Claiming NoSQL is always faster or more scalable: NoSQL trades consistency for scalability. For workloads that fit in memory or don’t need horizontal scaling, a well-tuned RDBMS often outperforms NoSQL.
Ignoring operational complexity: Saying “we’ll just use Cassandra” without acknowledging the operational expertise required to run it reliably suggests you haven’t operated distributed databases in production.
Not considering the simple solution first: Jumping to sharding or NoSQL before trying vertical scaling, read replicas, or query optimization shows premature optimization.
Misunderstanding ACID or CAP: Saying “NoSQL doesn’t support transactions” (many do, within a document or partition) or “we need all three of CAP” (impossible) reveals fundamental gaps.
Forgetting about data migration: Proposing a database switch without discussing how to migrate existing data and handle the transition period shows lack of production experience.
Key Takeaways
ACID vs BASE is the fundamental trade-off: RDBMS prioritize consistency and correctness through ACID properties, accepting scaling limitations. NoSQL prioritizes availability and scalability through BASE properties, accepting eventual consistency. Choose based on what failure mode your use case can tolerate—financial systems need ACID, social feeds can handle BASE.

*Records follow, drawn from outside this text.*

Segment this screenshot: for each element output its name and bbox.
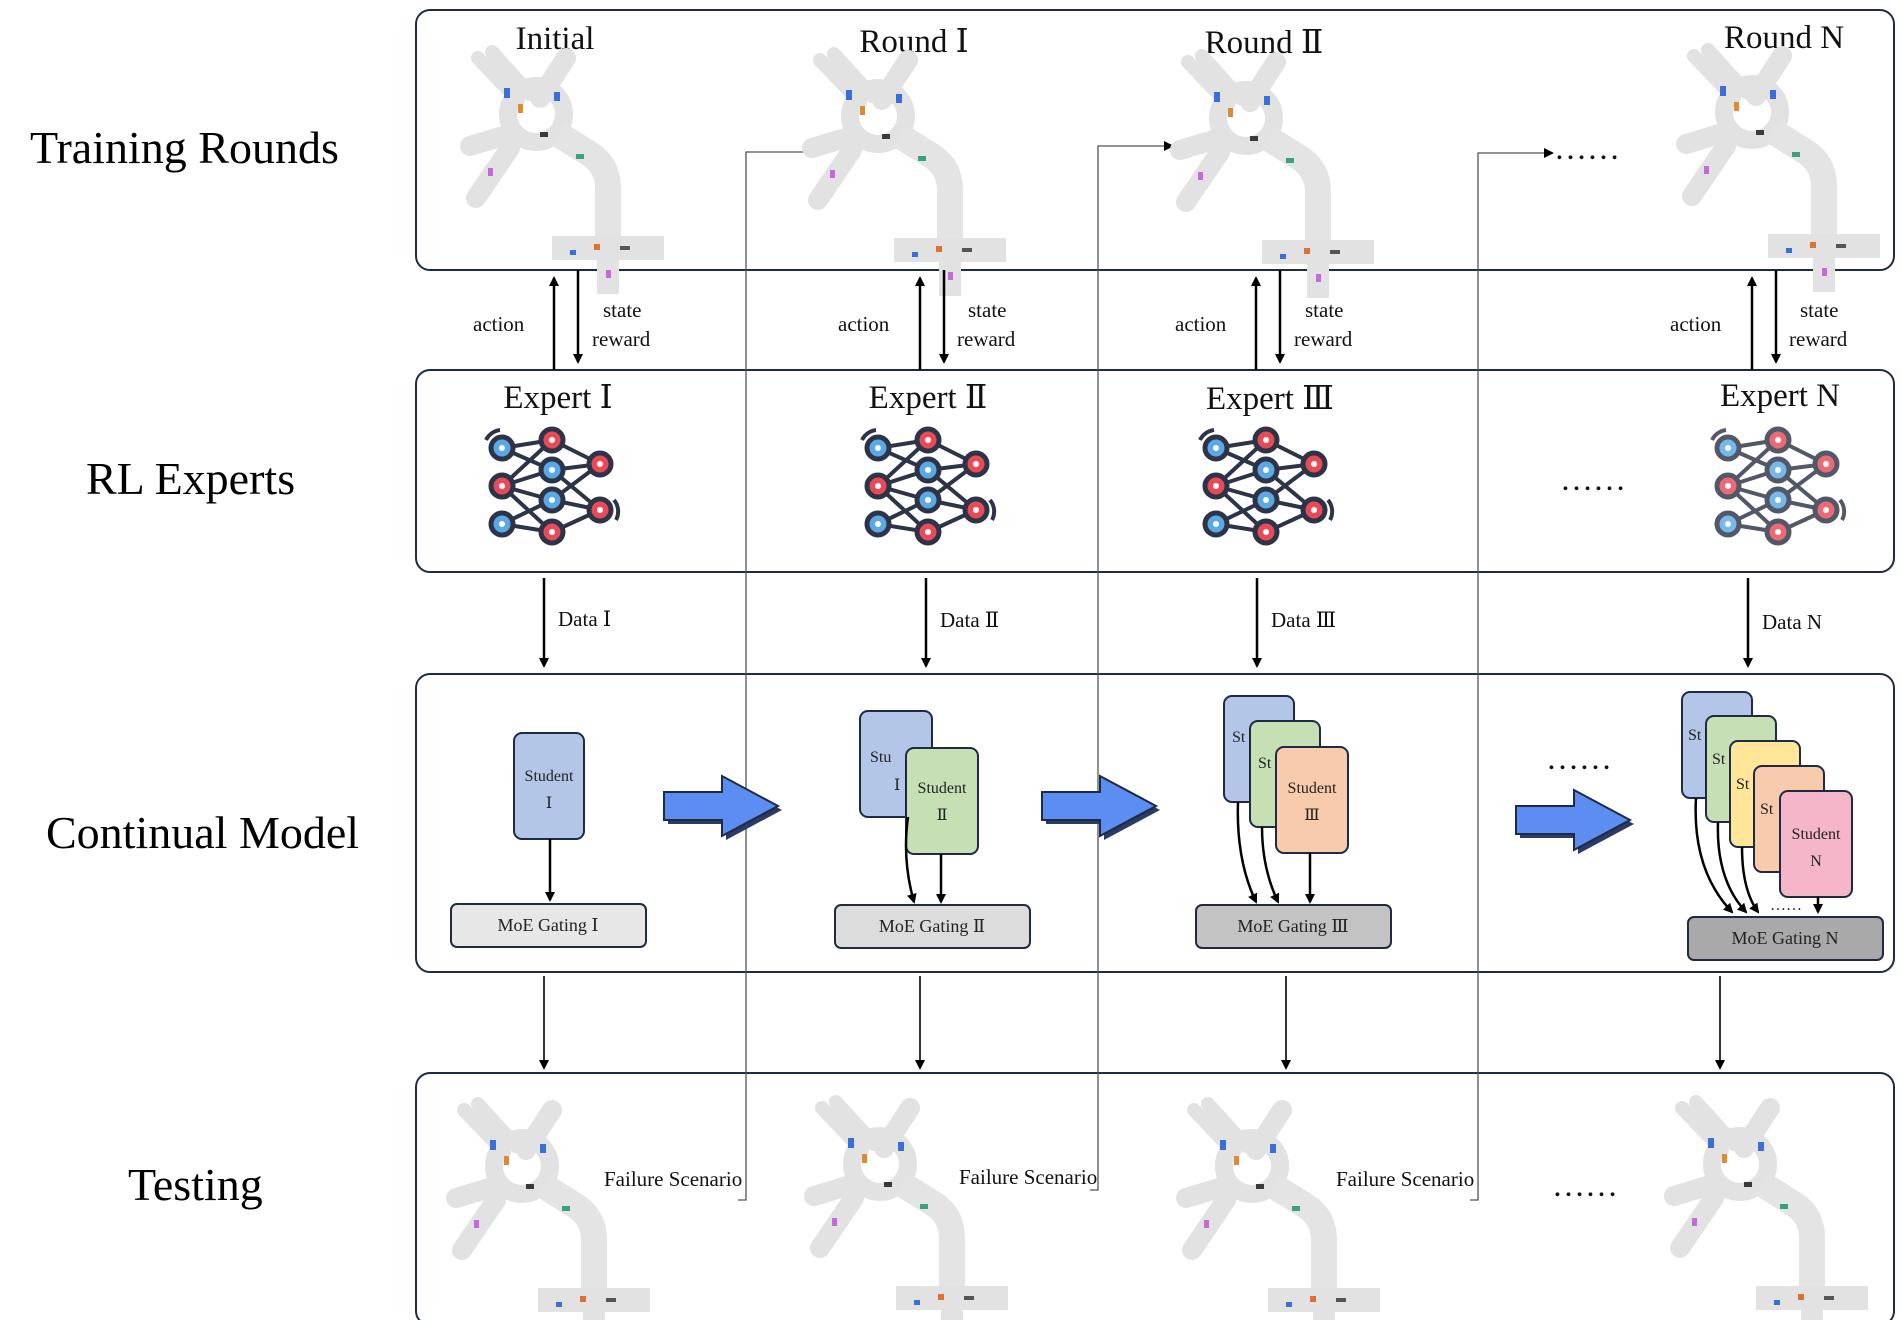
action-label-2: action xyxy=(838,312,890,336)
action-label-3: action xyxy=(1175,312,1227,336)
failure-label-3: Failure Scenario xyxy=(1336,1167,1474,1191)
student-2b-line1: Student xyxy=(918,780,967,797)
reward-label-3: reward xyxy=(1294,327,1353,351)
experts-panel xyxy=(415,369,1895,573)
data-label-n: Data N xyxy=(1762,610,1822,634)
moe-gating-2 xyxy=(834,904,1031,949)
moe-gating-2-label: MoE Gating Ⅱ xyxy=(879,916,985,936)
state-label-2: state xyxy=(968,298,1006,322)
student-2a-line2: Ⅰ xyxy=(894,777,900,794)
data-label-1: Data Ⅰ xyxy=(558,607,611,631)
moe-gating-1 xyxy=(450,903,647,948)
student-na-line1: St xyxy=(1688,727,1702,744)
failure-label-1: Failure Scenario xyxy=(604,1167,742,1191)
moe-gating-n-label: MoE Gating N xyxy=(1732,928,1839,948)
row-label-experts: RL Experts xyxy=(86,453,295,504)
student-nc-line1: St xyxy=(1736,776,1750,793)
student-card-3c xyxy=(1275,746,1349,854)
student-nd-line1: St xyxy=(1760,801,1774,818)
student-2a-line1: Stu xyxy=(870,749,891,766)
data-label-3: Data Ⅲ xyxy=(1271,608,1336,632)
round-label-initial: Initial xyxy=(516,21,595,57)
expert-label-2: Expert Ⅱ xyxy=(869,380,988,416)
training-ellipsis: …… xyxy=(1554,131,1620,167)
moe-gating-3-label: MoE Gating Ⅲ xyxy=(1237,916,1348,936)
state-label-n: state xyxy=(1800,298,1838,322)
state-label-1: state xyxy=(603,298,641,322)
student-ne-line1: Student xyxy=(1792,826,1841,843)
moe-gating-3 xyxy=(1195,904,1392,949)
failure-label-2: Failure Scenario xyxy=(959,1165,1097,1189)
student-card-ne xyxy=(1779,790,1853,898)
student-1-line1: Student xyxy=(525,768,574,785)
row-label-testing: Testing xyxy=(128,1159,263,1210)
round-label-2: Round Ⅱ xyxy=(1205,25,1324,61)
student-ne-line2: N xyxy=(1810,853,1822,870)
student-3a-line1: St xyxy=(1232,729,1246,746)
student-2b-line2: Ⅱ xyxy=(937,807,948,824)
student-card-2b xyxy=(905,747,979,855)
reward-label-2: reward xyxy=(957,327,1016,351)
testing-panel xyxy=(415,1072,1895,1320)
row-label-training: Training Rounds xyxy=(30,122,339,173)
experts-ellipsis: …… xyxy=(1560,462,1626,498)
expert-label-1: Expert Ⅰ xyxy=(503,380,612,416)
data-label-2: Data Ⅱ xyxy=(940,608,999,632)
expert-label-n: Expert N xyxy=(1720,378,1840,414)
row-label-continual: Continual Model xyxy=(46,807,359,858)
testing-ellipsis: …… xyxy=(1552,1168,1618,1204)
action-label-n: action xyxy=(1670,312,1722,336)
action-label-1: action xyxy=(473,312,525,336)
feedback-lines xyxy=(738,141,1554,1201)
training-panel xyxy=(415,9,1895,271)
student-3c-line2: Ⅲ xyxy=(1304,807,1319,824)
gating-inputs-ellipsis: …… xyxy=(1770,897,1802,914)
moe-gating-n xyxy=(1687,916,1884,961)
student-3c-line1: Student xyxy=(1288,780,1337,797)
state-label-3: state xyxy=(1305,298,1343,322)
continual-ellipsis: …… xyxy=(1546,741,1612,777)
reward-label-n: reward xyxy=(1789,327,1848,351)
expert-label-3: Expert Ⅲ xyxy=(1206,381,1334,417)
continual-panel xyxy=(415,673,1895,973)
student-card-1 xyxy=(513,732,585,840)
student-3b-line1: St xyxy=(1258,755,1272,772)
student-nb-line1: St xyxy=(1712,751,1726,768)
moe-gating-1-label: MoE Gating Ⅰ xyxy=(497,915,598,935)
reward-label-1: reward xyxy=(592,327,651,351)
student-1-line2: Ⅰ xyxy=(546,795,552,812)
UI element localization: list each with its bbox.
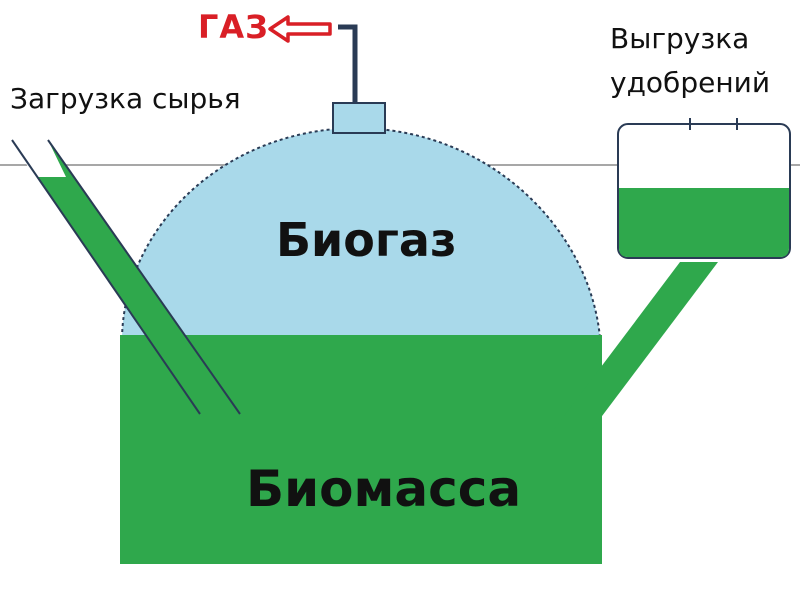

Polyglot persistence is common in production: Real systems use multiple databases, each optimized for its data domain. Netflix uses MySQL for billing (ACID), Cassandra for viewing history (scale), and Elasticsearch for search (full-text queries). Don’t force one database to handle all use cases—match the tool to the requirements.
Database choice cascades through your architecture: Choosing eventual consistency means your application must handle conflicts and stale reads. Choosing ACID means you’ll need replication and possibly sharding for scale. Understanding these implications helps you design coherent systems where the database aligns with consistency requirements and scaling strategy.
Start simple, scale when needed: Begin with a single RDBMS instance and add complexity (read replicas, caching, sharding, NoSQL) only when measurements show you need it. Premature optimization for scale you don’t have yet adds operational burden and slows development. Stripe scaled to billions of requests on PostgreSQL through careful optimization before considering alternatives.
Explain decisions with business impact, not just technical properties: In interviews, connect database choices to user experience and business outcomes. “We need strong consistency for inventory to prevent overselling and customer complaints” is better than “we need ACID.” This shows you think about the system holistically, not just the technical layer.